7. Is all the fuss justified?

Analysts have been discussing this question to death. On the one hand, DeepSeek might’ve been a little creative when it comes to reporting the cost of its model. The technology also seems to be at least partly based on US innovations. On the other hand, independent experts are impressed by DeepSeek’s efficiency. Thanks to clever solutions, the model achieves performance at OpenAI o1-level with significantly less computational effort.

At the very least, the whole affair demonstrates that market-leading chatbots are fairly easy to copy.
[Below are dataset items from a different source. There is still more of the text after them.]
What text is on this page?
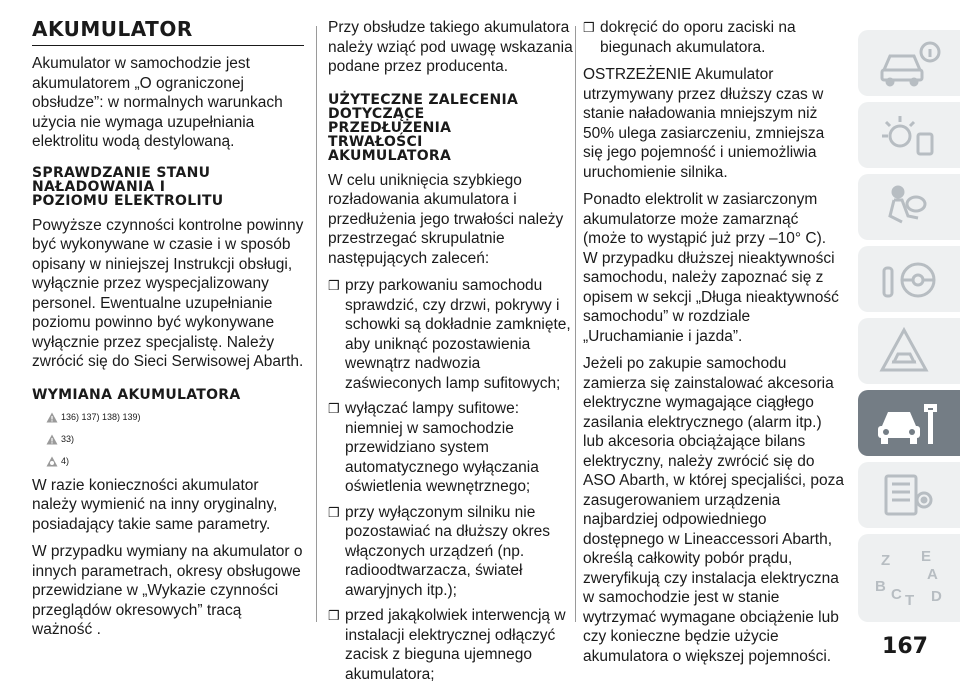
AKUMULATOR

Akumulator w samochodzie jest akumulatorem „O ograniczonej obsłudze”: w normalnych warunkach użycia nie wymaga uzupełniania elektrolitu wodą destylowaną.

SPRAWDZANIE STANU
NAŁADOWANIA I
POZIOMU ELEKTROLITU

Powyższe czynności kontrolne powinny być wykonywane w czasie i w sposób opisany w niniejszej Instrukcji obsługi, wyłącznie przez wyspecjalizowany personel. Ewentualne uzupełnianie poziomu powinno być wykonywane wyłącznie przez specjalistę. Należy zwrócić się do Sieci Serwisowej Abarth.

WYMIANA AKUMULATORA
136) 137) 138) 139)
33)
4)

W razie konieczności akumulator należy wymienić na inny oryginalny, posiadający takie same parametry.

W przypadku wymiany na akumulator o innych parametrach, okresy obsługowe przewidziane w „Wykazie czynności przeglądów okresowych” tracą ważność .

Przy obsłudze takiego akumulatora należy wziąć pod uwagę wskazania podane przez producenta.

UŻYTECZNE ZALECENIA
DOTYCZĄCE
PRZEDŁUŻENIA
TRWAŁOŚCI
AKUMULATORA

W celu uniknięcia szybkiego rozładowania akumulatora i przedłużenia jego trwałości należy przestrzegać skrupulatnie następujących zaleceń:

❒ przy parkowaniu samochodu sprawdzić, czy drzwi, pokrywy i schowki są dokładnie zamknięte, aby uniknąć pozostawienia wewnątrz nadwozia zaświeconych lamp sufitowych;
❒ wyłączać lampy sufitowe: niemniej w samochodzie przewidziano system automatycznego wyłączania oświetlenia wewnętrznego;
❒ przy wyłączonym silniku nie pozostawiać na dłuższy okres włączonych urządzeń (np. radioodtwarzacza, świateł awaryjnych itp.);
❒ przed jakąkolwiek interwencją w instalacji elektrycznej odłączyć zacisk z bieguna ujemnego akumulatora;
❒ dokręcić do oporu zaciski na biegunach akumulatora.

OSTRZEŻENIE Akumulator utrzymywany przez dłuższy czas w stanie naładowania mniejszym niż 50% ulega zasiarczeniu, zmniejsza się jego pojemność i uniemożliwia uruchomienie silnika.

Ponadto elektrolit w zasiarczonym akumulatorze może zamarznąć (może to wystąpić już przy –10° C). W przypadku dłuższej nieaktywności samochodu, należy zapoznać się z opisem w sekcji „Długa nieaktywność samochodu” w rozdziale „Uruchamianie i jazda”.

Jeżeli po zakupie samochodu zamierza się zainstalować akcesoria elektryczne wymagające ciągłego zasilania elektrycznego (alarm itp.) lub akcesoria obciążające bilans elektryczny, należy zwrócić się do ASO Abarth, w której specjaliści, poza zasugerowaniem urządzenia najbardziej odpowiedniego dostępnego w Lineaccessori Abarth, określą całkowity pobór prądu, zweryfikują czy instalacja elektryczna w samochodzie jest w stanie wytrzymać wymagane obciążenie lub czy konieczne będzie użycie akumulatora o większej pojemności.

Z E
A
B C T D
167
It remains to be seen whether DeepSeek will manage to establish itself as a top, long-term player. Incidentally, OpenAI and other platforms’ server farms haven’t suddenly become worthless. They’ll remain crucial in driving AI forward. By Friday, the US companies’ share prices had recovered slightly after their initial crash.

However, the strength of the market’s reaction illustrates how nervous investors are. Over the past few years, valuations of AI-related companies have only ever moved in one direction: upwards. The average price-to-earnings ratio of Nvidia, Alphabet, Microsoft, Meta and Amazon is 38 – almost twice as high as the average of the 500 largest US companies (S&P 500 Equal Weight). Depending on your point of view, expensive tech stocks are an investment in the future or a house of cards. In all likelihood, the truth lies somewhere in between.